Angelheaded Hipsters

James Franco in "Howl"
Photo of Allen Ginsberg at typewriter
Cast against type: James Franco (above) plays Allen Ginsberg (below). (Top: Courtesy of Oscilloscope Laboratories, bottom: Allen Ginsberg / Corbis)

"I assumed it would never be published,” says the young man who plays Allen Ginsberg in the new movie Howl, “so I could write anything I wanted to.”

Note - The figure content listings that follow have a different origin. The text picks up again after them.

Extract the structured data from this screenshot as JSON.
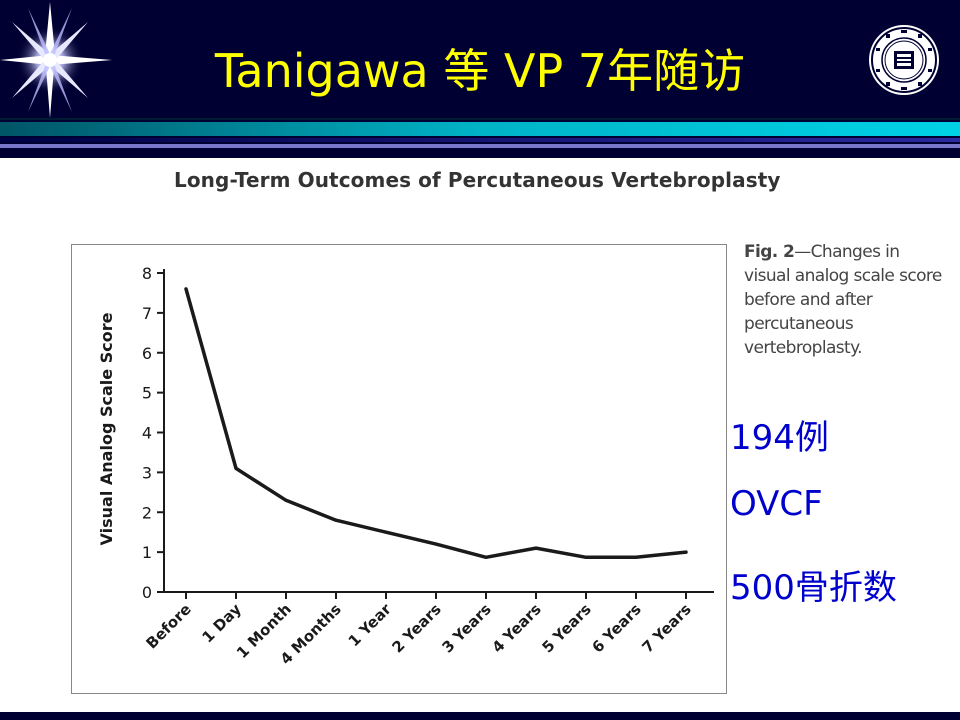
{
  "slide": {
    "title": "Tanigawa 等 VP 7年随访"
  },
  "paper_title": "Long-Term Outcomes of Percutaneous Vertebroplasty",
  "caption": {
    "fig_label": "Fig. 2",
    "text": "—Changes in visual analog scale score before and after percutaneous vertebroplasty."
  },
  "stats": {
    "cases": "194例",
    "disease": "OVCF",
    "fractures": "500骨折数"
  },
  "logo": {
    "icon": "university-seal-icon"
  },
  "colors": {
    "header_bg": "#000033",
    "title": "#ffff00",
    "stats_text": "#0000cc",
    "line": "#1a1a1a"
  },
  "chart_data": {
    "type": "line",
    "title": "",
    "xlabel": "",
    "ylabel": "Visual Analog Scale Score",
    "categories": [
      "Before",
      "1 Day",
      "1 Month",
      "4 Months",
      "1 Year",
      "2 Years",
      "3 Years",
      "4 Years",
      "5 Years",
      "6 Years",
      "7 Years"
    ],
    "values": [
      7.6,
      3.1,
      2.3,
      1.8,
      1.5,
      1.2,
      0.87,
      1.1,
      0.87,
      0.87,
      1.0
    ],
    "ylim": [
      0,
      8
    ],
    "yticks": [
      "0",
      "1",
      "2",
      "3",
      "4",
      "5",
      "6",
      "7",
      "8"
    ],
    "grid": false,
    "legend": "none"
  }
}
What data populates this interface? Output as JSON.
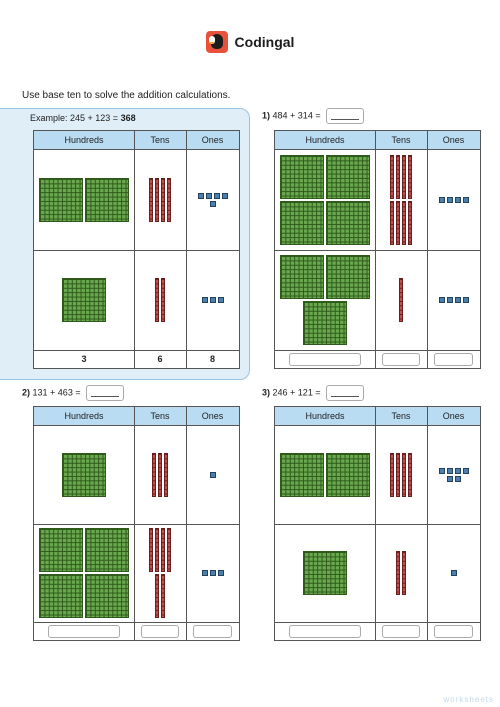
{
  "brand": {
    "name": "Codingal"
  },
  "instruction": "Use base ten to solve the addition calculations.",
  "headers": [
    "Hundreds",
    "Tens",
    "Ones"
  ],
  "example": {
    "prefix": "Example: 245 + 123 = ",
    "answer": "368",
    "row1": {
      "hundreds": 2,
      "tens": 4,
      "ones": 5
    },
    "row2": {
      "hundreds": 1,
      "tens": 2,
      "ones": 3
    },
    "footer": [
      "3",
      "6",
      "8"
    ]
  },
  "questions": [
    {
      "num": "1)",
      "text": "484 + 314 =",
      "row1": {
        "hundreds": 4,
        "tens": 8,
        "ones": 4
      },
      "row2": {
        "hundreds": 3,
        "tens": 1,
        "ones": 4
      }
    },
    {
      "num": "2)",
      "text": "131 + 463 =",
      "row1": {
        "hundreds": 1,
        "tens": 3,
        "ones": 1
      },
      "row2": {
        "hundreds": 4,
        "tens": 6,
        "ones": 3
      }
    },
    {
      "num": "3)",
      "text": "246 + 121 =",
      "row1": {
        "hundreds": 2,
        "tens": 4,
        "ones": 6
      },
      "row2": {
        "hundreds": 1,
        "tens": 2,
        "ones": 1
      }
    }
  ],
  "watermark": "worksheets"
}
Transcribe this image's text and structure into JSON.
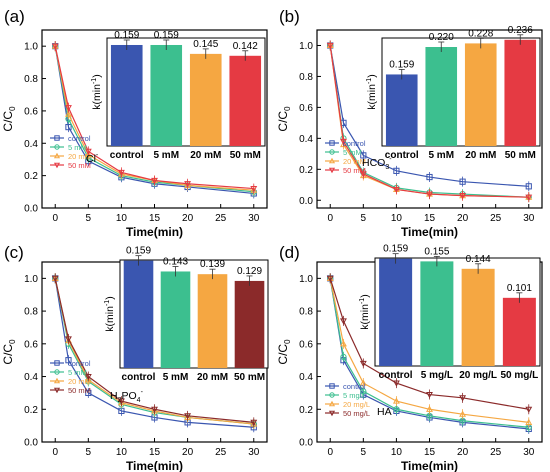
{
  "chart_data": [
    {
      "panel": "(a)",
      "type": "line",
      "ylabel": "C/C",
      "ylabel_sub": "0",
      "xlabel": "Time(min)",
      "xlim": [
        -2,
        32
      ],
      "ylim": [
        0,
        1.1
      ],
      "xticks": [
        "0",
        "5",
        "10",
        "15",
        "20",
        "25",
        "30"
      ],
      "yticks": [
        "0.0",
        "0.2",
        "0.4",
        "0.6",
        "0.8",
        "1.0"
      ],
      "ion_label": "Cl",
      "ion_label_sup": "-",
      "x": [
        0,
        2,
        5,
        10,
        15,
        20,
        30
      ],
      "series": [
        {
          "name": "control",
          "color": "#3a56b0",
          "marker": "square",
          "values": [
            1.0,
            0.5,
            0.29,
            0.19,
            0.15,
            0.13,
            0.09
          ]
        },
        {
          "name": "5 mM",
          "color": "#3cbf8f",
          "marker": "circle",
          "values": [
            1.0,
            0.55,
            0.31,
            0.2,
            0.16,
            0.14,
            0.1
          ]
        },
        {
          "name": "20 mM",
          "color": "#f5a742",
          "marker": "triangle",
          "values": [
            1.0,
            0.58,
            0.33,
            0.21,
            0.17,
            0.14,
            0.11
          ]
        },
        {
          "name": "50 mM",
          "color": "#e53a43",
          "marker": "triangle-down",
          "values": [
            1.0,
            0.62,
            0.35,
            0.22,
            0.17,
            0.15,
            0.12
          ]
        }
      ],
      "inset": {
        "type": "bar",
        "ylabel": "k(min",
        "ylabel_sup": "-1",
        "ylabel_end": ")",
        "categories": [
          "control",
          "5 mM",
          "20 mM",
          "50 mM"
        ],
        "values": [
          0.159,
          0.159,
          0.145,
          0.142
        ],
        "labels": [
          "0.159",
          "0.159",
          "0.145",
          "0.142"
        ],
        "colors": [
          "#3a56b0",
          "#3cbf8f",
          "#f5a742",
          "#e53a43"
        ],
        "ylim": [
          0,
          0.17
        ]
      }
    },
    {
      "panel": "(b)",
      "type": "line",
      "ylabel": "C/C",
      "ylabel_sub": "0",
      "xlabel": "Time(min)",
      "xlim": [
        -2,
        32
      ],
      "ylim": [
        -0.05,
        1.1
      ],
      "xticks": [
        "0",
        "5",
        "10",
        "15",
        "20",
        "25",
        "30"
      ],
      "yticks": [
        "0.0",
        "0.2",
        "0.4",
        "0.6",
        "0.8",
        "1.0"
      ],
      "ion_label": "HCO",
      "ion_label_sub": "3",
      "ion_label_sup": "-",
      "x": [
        0,
        2,
        5,
        10,
        15,
        20,
        30
      ],
      "series": [
        {
          "name": "control",
          "color": "#3a56b0",
          "marker": "square",
          "values": [
            1.0,
            0.5,
            0.29,
            0.19,
            0.15,
            0.12,
            0.09
          ]
        },
        {
          "name": "5 mM",
          "color": "#3cbf8f",
          "marker": "circle",
          "values": [
            1.0,
            0.4,
            0.18,
            0.08,
            0.05,
            0.04,
            0.02
          ]
        },
        {
          "name": "20 mM",
          "color": "#f5a742",
          "marker": "triangle",
          "values": [
            1.0,
            0.36,
            0.16,
            0.07,
            0.04,
            0.03,
            0.02
          ]
        },
        {
          "name": "50 mM",
          "color": "#e53a43",
          "marker": "triangle-down",
          "values": [
            1.0,
            0.38,
            0.17,
            0.07,
            0.04,
            0.03,
            0.02
          ]
        }
      ],
      "inset": {
        "type": "bar",
        "ylabel": "k(min",
        "ylabel_sup": "-1",
        "ylabel_end": ")",
        "categories": [
          "control",
          "5 mM",
          "20 mM",
          "50 mM"
        ],
        "values": [
          0.159,
          0.22,
          0.228,
          0.236
        ],
        "labels": [
          "0.159",
          "0.220",
          "0.228",
          "0.236"
        ],
        "colors": [
          "#3a56b0",
          "#3cbf8f",
          "#f5a742",
          "#e53a43"
        ],
        "ylim": [
          0,
          0.24
        ]
      }
    },
    {
      "panel": "(c)",
      "type": "line",
      "ylabel": "C/C",
      "ylabel_sub": "0",
      "xlabel": "Time(min)",
      "xlim": [
        -2,
        32
      ],
      "ylim": [
        0,
        1.1
      ],
      "xticks": [
        "0",
        "5",
        "10",
        "15",
        "20",
        "25",
        "30"
      ],
      "yticks": [
        "0.0",
        "0.2",
        "0.4",
        "0.6",
        "0.8",
        "1.0"
      ],
      "ion_label": "H",
      "ion_label_sub": "2",
      "ion_label_mid": "PO",
      "ion_label_sub2": "4",
      "ion_label_sup": "-",
      "x": [
        0,
        2,
        5,
        10,
        15,
        20,
        30
      ],
      "series": [
        {
          "name": "control",
          "color": "#3a56b0",
          "marker": "square",
          "values": [
            1.0,
            0.5,
            0.3,
            0.19,
            0.15,
            0.12,
            0.09
          ]
        },
        {
          "name": "5 mM",
          "color": "#3cbf8f",
          "marker": "circle",
          "values": [
            1.0,
            0.6,
            0.37,
            0.23,
            0.18,
            0.15,
            0.11
          ]
        },
        {
          "name": "20 mM",
          "color": "#f5a742",
          "marker": "triangle",
          "values": [
            1.0,
            0.62,
            0.38,
            0.24,
            0.19,
            0.15,
            0.11
          ]
        },
        {
          "name": "50 mM",
          "color": "#8b2a2a",
          "marker": "triangle-down",
          "values": [
            1.0,
            0.63,
            0.4,
            0.25,
            0.2,
            0.16,
            0.12
          ]
        }
      ],
      "inset": {
        "type": "bar",
        "ylabel": "k(min",
        "ylabel_sup": "-1",
        "ylabel_end": ")",
        "categories": [
          "control",
          "5 mM",
          "20 mM",
          "50 mM"
        ],
        "values": [
          0.159,
          0.143,
          0.139,
          0.129
        ],
        "labels": [
          "0.159",
          "0.143",
          "0.139",
          "0.129"
        ],
        "colors": [
          "#3a56b0",
          "#3cbf8f",
          "#f5a742",
          "#8b2a2a"
        ],
        "ylim": [
          0,
          0.16
        ]
      }
    },
    {
      "panel": "(d)",
      "type": "line",
      "ylabel": "C/C",
      "ylabel_sub": "0",
      "xlabel": "Time(min)",
      "xlim": [
        -2,
        32
      ],
      "ylim": [
        0,
        1.1
      ],
      "xticks": [
        "0",
        "5",
        "10",
        "15",
        "20",
        "25",
        "30"
      ],
      "yticks": [
        "0.0",
        "0.2",
        "0.4",
        "0.6",
        "0.8",
        "1.0"
      ],
      "ion_label": "HA",
      "x": [
        0,
        2,
        5,
        10,
        15,
        20,
        30
      ],
      "series": [
        {
          "name": "control",
          "color": "#3a56b0",
          "marker": "square",
          "values": [
            1.0,
            0.5,
            0.29,
            0.19,
            0.15,
            0.12,
            0.08
          ]
        },
        {
          "name": "5 mg/L",
          "color": "#3cbf8f",
          "marker": "circle",
          "values": [
            1.0,
            0.52,
            0.31,
            0.2,
            0.16,
            0.13,
            0.09
          ]
        },
        {
          "name": "20 mg/L",
          "color": "#f5a742",
          "marker": "triangle",
          "values": [
            1.0,
            0.6,
            0.36,
            0.25,
            0.2,
            0.17,
            0.12
          ]
        },
        {
          "name": "50 mg/L",
          "color": "#8b2a2a",
          "marker": "triangle-down",
          "values": [
            1.0,
            0.74,
            0.48,
            0.36,
            0.29,
            0.27,
            0.2
          ]
        }
      ],
      "inset": {
        "type": "bar",
        "ylabel": "k(min",
        "ylabel_sup": "-1",
        "ylabel_end": ")",
        "categories": [
          "control",
          "5 mg/L",
          "20 mg/L",
          "50 mg/L"
        ],
        "values": [
          0.159,
          0.155,
          0.144,
          0.101
        ],
        "labels": [
          "0.159",
          "0.155",
          "0.144",
          "0.101"
        ],
        "colors": [
          "#3a56b0",
          "#3cbf8f",
          "#f5a742",
          "#e53a43"
        ],
        "ylim": [
          0,
          0.16
        ]
      }
    }
  ]
}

Howl, a meditation on Ginsberg ’48CC and the 1957 obscenity trial over a certain long, rapturous poem, will be best remembered for the achievement of its lead actor. On its face, the casting of James Franco seems perverse. How do you reconcile the 32-year-old actor, whose multiple identities include Hollywood hunk and hyper-matriculating grad student (he’s currently enrolled in Columbia’s MFA writing program and at several other schools), with Irwin Allen Ginsberg, the homely, haunted, self-conscious poet who was expelled twice from Columbia for “publishing obscene odes on the window” and who, unlike Franco, did not have a recurring role on General Hospital? Franco, who once played James Dean and was Salon.com’s “Sexiest Man Living 2009,” would seem more likely to be the object of Ginsberg’s amour than an interpreter of it. He’d be Jack Kerouac.

But Franco is a step ahead. He renders his subject with such intelligence and care that he makes us forget his own beauty, while revealing Ginsberg’s. Speaking the poet’s own words, which were taken from “Howl” and from transcripts of interviews, Franco, in horn-rims and mustard-brown flannel shirt, not only snares the young Ginsberg’s middle-class New Jerseyite tonality, his searching, rabbinical cadences, his wistful eyes and verbal tics (like the little pedagogical grunts of “right?” that punctuate his explication of his art), but also summons the poet's charm, sensitivity, vulnerability, shrewdness, sadness, and endless yearning. It’s the difference between a masterly impersonation and a subtle dramatic performance.

“Writing,” Franco’s Ginsberg says at one point, with a deep breath and a conjuring motion of the hands, “comes from the body.” As Franco makes plain, so does acting.